Plus rien ne semble pouvoir arrêter l'emballement des cours de l'or noir. Ils ont franchi vendredi et lundi la barre des 126 dollars le baril à New York. Les cours du brut ont doublé en un an, quadruplé en quatre ans, décuplé en dix ans ! Le baril a établi un nouveau record hier à 126,40 dollars. Son prix a doublé en un an. Mais le troisième choc pétrolier diffère des précédents : causé par la demande, il est durable et affecte les comportements plus que la macroéconomie.
Si la multiplication des sabotages sur les installations pétrolières au Nigeria et les tensions au Moyen-Orient ont alimenté la dernière poussée de fièvre, ce sont fondamentalement les difficultés des producteurs à suivre la demande galopante des grands pays émergents qui en sont la cause. Les capacités de production inemployées sont tombées à des niveaux si faibles que le moindre incident fait craindre une rupture des approvisionnements. Soucieux de s'assurer une alimentation régulière, les industriels sont prêts à payer de plus en plus cher l'assurance d'avoir du pétrole livré à un prix connu aujourd'hui ou dans trois mois.
Vit-on un troisième choc pétrolier ? Les cours ont depuis longtemps franchi, même corrigés de l'inflation, les records des deux premiers chocs pétroliers de 1973 et de 1979-1980. Les prix à la pompe s'envolent. Les compagnies pétrolières s'intéressent aux énergies renouvelables, les ventes de 4×4 chutent aux États-Unis et la traction animale fait son retour en Inde. L'hypothèse d'un baril à 200 dollars avant la fin 2008 n'est plus jugée absurde. La crise des subprimes inquiète pourtant bien davantage que la flambée du pétrole.
Globalement, la hausse des cours du pétrole réalise un gigantesque transfert de pouvoir d'achat des pays consommateurs de pétrole vers les pays producteurs. " Mais on voit bien que les évaluations économétriques basées sur les précédents chocs ne permettent pas d'appréhender correctement le choc actuel ", estime Jean-Louis Mourier, économiste chez Aurel.
FORTE HAUSSE DE LA DEMANDE DES PAYS EMERGENTS
Plusieurs raisons à cela. En 1973 (guerre du Kippour) et en 1979-1980 (révolution iranienne et guerre Iran-Irak), le rationnement de l'offre par l'Opep provoque un quadruplement des cours en quelques semaines lors du premier choc, un triplement en quelques mois lors du deuxième. Le choc actuel s'étire sur près d'une décennie. Car c'est la très forte hausse de la demande des pays émergents qui tire les prix.
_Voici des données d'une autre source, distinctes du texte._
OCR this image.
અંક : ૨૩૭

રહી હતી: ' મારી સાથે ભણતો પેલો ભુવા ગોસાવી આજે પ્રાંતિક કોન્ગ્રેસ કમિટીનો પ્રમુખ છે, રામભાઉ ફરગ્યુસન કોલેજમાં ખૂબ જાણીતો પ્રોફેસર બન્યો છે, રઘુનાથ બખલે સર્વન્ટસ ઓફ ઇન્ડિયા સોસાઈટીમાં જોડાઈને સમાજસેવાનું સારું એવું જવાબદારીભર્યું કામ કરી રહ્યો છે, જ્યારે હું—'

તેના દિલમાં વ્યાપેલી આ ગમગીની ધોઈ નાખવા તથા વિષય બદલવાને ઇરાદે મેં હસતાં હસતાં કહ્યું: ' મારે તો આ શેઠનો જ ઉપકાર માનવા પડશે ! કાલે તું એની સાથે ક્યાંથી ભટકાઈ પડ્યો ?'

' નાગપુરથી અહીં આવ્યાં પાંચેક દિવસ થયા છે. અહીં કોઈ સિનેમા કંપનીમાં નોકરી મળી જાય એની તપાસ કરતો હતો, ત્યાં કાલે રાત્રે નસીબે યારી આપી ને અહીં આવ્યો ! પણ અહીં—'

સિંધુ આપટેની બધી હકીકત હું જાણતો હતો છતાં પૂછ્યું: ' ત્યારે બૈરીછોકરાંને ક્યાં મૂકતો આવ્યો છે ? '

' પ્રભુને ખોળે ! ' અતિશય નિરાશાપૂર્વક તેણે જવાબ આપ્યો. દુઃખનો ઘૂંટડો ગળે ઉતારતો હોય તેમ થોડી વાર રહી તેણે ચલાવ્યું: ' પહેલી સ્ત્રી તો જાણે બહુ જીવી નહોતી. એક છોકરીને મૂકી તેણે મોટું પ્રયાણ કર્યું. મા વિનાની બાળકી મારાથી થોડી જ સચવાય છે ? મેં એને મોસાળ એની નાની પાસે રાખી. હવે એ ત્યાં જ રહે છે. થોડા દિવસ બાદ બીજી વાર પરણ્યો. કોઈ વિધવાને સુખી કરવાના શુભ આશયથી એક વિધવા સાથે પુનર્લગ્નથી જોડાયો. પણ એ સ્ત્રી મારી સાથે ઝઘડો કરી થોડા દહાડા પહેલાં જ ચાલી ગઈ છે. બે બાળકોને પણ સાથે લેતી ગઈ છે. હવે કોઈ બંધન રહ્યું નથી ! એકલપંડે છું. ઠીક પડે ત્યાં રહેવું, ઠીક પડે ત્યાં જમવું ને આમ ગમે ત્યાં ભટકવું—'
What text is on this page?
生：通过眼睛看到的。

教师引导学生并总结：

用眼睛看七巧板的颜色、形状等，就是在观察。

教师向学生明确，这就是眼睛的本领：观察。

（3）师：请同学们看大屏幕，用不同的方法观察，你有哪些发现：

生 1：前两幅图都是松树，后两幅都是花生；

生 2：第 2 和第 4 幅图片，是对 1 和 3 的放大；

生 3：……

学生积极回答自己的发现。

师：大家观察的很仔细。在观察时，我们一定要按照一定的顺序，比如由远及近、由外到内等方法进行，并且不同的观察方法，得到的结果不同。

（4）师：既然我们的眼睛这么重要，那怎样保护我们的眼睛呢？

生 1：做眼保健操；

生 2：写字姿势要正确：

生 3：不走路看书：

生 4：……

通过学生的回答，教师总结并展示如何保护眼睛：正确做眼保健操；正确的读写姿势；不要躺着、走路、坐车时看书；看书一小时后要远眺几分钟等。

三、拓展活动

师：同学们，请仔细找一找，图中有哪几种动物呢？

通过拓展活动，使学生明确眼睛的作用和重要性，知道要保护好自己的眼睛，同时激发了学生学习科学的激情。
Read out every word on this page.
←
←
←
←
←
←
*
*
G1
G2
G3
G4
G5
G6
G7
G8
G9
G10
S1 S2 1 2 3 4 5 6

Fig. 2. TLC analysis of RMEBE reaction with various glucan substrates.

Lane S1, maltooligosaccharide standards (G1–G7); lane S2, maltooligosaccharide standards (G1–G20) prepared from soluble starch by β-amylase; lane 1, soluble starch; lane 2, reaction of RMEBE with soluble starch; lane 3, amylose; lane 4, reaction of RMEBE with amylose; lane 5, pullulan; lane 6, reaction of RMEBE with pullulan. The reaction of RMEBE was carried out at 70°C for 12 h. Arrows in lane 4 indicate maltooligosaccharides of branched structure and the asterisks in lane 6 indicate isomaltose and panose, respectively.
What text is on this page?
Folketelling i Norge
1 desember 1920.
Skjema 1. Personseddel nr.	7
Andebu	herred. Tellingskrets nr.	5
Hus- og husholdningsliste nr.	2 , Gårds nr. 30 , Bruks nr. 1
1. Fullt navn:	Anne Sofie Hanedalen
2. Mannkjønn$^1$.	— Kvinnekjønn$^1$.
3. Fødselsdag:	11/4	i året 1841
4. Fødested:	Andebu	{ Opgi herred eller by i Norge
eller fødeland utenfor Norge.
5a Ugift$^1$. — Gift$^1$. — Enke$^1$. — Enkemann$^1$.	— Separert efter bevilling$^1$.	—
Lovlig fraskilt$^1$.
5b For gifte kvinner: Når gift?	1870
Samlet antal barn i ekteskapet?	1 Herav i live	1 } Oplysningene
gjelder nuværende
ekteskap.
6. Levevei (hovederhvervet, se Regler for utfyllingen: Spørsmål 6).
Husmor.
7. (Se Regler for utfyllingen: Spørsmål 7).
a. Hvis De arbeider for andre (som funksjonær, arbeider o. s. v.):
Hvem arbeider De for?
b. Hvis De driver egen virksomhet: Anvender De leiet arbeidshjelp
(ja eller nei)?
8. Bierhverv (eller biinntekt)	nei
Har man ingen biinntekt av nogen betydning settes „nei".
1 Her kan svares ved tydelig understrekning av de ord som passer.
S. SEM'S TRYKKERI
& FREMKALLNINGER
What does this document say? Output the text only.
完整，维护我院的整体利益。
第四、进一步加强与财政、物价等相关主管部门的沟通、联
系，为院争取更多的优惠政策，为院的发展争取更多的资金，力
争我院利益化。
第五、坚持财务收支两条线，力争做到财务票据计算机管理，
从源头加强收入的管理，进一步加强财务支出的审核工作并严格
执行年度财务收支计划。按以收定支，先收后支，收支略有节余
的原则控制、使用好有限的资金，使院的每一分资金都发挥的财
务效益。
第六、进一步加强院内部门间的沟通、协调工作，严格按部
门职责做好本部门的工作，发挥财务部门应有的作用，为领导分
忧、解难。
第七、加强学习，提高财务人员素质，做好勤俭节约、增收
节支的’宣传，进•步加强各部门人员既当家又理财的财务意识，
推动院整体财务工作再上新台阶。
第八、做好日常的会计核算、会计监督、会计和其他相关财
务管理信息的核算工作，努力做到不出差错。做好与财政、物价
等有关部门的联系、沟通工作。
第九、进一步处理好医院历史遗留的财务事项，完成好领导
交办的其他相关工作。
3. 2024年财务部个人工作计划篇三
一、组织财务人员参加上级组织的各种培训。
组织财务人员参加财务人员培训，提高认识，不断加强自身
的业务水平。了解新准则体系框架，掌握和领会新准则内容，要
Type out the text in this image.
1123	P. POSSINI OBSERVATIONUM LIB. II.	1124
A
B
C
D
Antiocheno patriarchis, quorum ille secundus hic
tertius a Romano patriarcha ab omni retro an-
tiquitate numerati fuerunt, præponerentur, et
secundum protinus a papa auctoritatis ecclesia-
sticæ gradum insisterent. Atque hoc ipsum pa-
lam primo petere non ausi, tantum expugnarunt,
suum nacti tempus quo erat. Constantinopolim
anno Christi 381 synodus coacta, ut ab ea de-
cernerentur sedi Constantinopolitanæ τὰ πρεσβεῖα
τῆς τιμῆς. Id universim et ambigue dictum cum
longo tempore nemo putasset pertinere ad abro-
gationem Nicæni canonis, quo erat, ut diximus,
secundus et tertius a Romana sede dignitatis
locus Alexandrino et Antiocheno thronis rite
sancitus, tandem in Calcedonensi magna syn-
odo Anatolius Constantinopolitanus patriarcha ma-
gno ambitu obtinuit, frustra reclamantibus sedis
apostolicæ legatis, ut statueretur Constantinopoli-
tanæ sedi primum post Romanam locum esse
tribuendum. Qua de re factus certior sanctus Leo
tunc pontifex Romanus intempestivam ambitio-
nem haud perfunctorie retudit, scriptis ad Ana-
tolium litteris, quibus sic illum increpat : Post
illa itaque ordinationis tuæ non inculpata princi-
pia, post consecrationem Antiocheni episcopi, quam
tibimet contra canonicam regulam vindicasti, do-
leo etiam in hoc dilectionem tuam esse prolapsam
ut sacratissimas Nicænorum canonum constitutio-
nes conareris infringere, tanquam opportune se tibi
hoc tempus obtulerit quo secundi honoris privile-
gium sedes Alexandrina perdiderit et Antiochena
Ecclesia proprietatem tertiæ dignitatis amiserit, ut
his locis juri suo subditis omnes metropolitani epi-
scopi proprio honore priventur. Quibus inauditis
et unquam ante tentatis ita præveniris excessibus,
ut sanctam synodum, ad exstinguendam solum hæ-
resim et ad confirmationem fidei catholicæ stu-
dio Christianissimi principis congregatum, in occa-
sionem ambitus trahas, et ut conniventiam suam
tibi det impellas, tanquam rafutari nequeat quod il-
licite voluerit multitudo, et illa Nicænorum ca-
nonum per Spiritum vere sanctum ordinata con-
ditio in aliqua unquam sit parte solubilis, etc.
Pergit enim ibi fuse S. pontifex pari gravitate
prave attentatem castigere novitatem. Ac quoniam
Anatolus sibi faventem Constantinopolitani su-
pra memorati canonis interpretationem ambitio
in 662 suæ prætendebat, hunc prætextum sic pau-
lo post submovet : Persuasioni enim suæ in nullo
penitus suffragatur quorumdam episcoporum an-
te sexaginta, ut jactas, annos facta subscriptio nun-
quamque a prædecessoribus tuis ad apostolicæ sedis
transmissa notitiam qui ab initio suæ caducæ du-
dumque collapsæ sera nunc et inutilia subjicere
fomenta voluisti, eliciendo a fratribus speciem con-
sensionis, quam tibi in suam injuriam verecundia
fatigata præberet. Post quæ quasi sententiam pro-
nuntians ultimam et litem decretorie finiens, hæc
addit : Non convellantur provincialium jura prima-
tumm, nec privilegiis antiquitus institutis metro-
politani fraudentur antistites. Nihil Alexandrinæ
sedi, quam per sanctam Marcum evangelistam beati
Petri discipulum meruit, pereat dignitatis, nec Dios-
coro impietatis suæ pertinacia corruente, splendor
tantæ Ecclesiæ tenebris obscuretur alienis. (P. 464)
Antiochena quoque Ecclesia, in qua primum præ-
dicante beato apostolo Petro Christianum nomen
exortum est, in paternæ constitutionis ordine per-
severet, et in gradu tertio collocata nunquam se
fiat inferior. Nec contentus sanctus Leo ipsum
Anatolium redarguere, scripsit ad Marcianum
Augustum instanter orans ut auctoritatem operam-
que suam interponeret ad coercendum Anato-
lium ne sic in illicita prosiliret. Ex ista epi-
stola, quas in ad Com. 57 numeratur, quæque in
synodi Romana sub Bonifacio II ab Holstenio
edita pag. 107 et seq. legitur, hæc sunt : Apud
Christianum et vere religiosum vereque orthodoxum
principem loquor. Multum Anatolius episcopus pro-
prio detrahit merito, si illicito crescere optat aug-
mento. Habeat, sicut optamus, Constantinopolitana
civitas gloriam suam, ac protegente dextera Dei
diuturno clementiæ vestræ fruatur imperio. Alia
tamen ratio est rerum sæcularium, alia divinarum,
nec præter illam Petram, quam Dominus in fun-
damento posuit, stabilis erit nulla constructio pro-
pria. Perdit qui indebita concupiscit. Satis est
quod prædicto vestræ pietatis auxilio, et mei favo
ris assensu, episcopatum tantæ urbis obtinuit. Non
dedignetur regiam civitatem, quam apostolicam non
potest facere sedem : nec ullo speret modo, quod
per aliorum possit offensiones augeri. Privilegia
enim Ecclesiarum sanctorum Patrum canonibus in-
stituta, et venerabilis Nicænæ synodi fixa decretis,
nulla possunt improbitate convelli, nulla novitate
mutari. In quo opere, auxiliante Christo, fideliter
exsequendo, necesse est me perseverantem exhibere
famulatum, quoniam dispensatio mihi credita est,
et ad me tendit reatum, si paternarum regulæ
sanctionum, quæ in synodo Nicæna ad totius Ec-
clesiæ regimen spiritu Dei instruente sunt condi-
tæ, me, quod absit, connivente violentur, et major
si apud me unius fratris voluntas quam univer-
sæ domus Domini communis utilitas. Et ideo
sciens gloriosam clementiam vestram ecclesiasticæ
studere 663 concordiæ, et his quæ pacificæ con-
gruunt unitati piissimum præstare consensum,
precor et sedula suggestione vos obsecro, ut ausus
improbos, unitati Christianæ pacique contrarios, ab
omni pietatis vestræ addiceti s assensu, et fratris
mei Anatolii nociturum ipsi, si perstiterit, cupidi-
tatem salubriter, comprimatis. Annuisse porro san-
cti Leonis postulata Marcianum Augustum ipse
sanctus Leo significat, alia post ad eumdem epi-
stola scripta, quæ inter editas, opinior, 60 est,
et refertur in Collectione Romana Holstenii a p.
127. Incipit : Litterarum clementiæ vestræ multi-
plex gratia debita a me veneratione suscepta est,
Les entreprises comme les ménages ont eu le temps de s'adapter progressivement à cette nouvelle donne. D'autant plus facilement que l'efficacité énergétique des pays de l'OCDE a fortement progressé.
" Les craintes liées à l'inflation ont refait surface après des années de calme ", a relevé le vice-directeur du Fonds monétaire international (FMI), John Lipsky. La BCE redoute que la hausse des prix à la consommation ne débouche, comme dans les années 1970 et 1980, sur l'enclenchement d'une spirale prix-salaire incontrôlable. On ne peut évidemment l'écarter. Mais " il n'y a quasiment plus d'indexation des salaires en Europe, rappelle Jean-Louis Mourier, et la situation financière des entreprises est aujourd'hui bien meilleure que dans les années 1970 et 1980. " La très bonne profitabilité des entreprises dans le monde leur permet de digérer plus facilement une hausse de leurs coûts que par le passé. L'inflation ne semble pour l'heure pas inquiéter les investisseurs puisque les taux d'intérêt à long terme (qui anticipent l'inflation) restent résolument bas.
Le choc économique paraît donc limité. Mais les bouleversements dus au pétrole cher sont en train d'affecter durablement les comportements.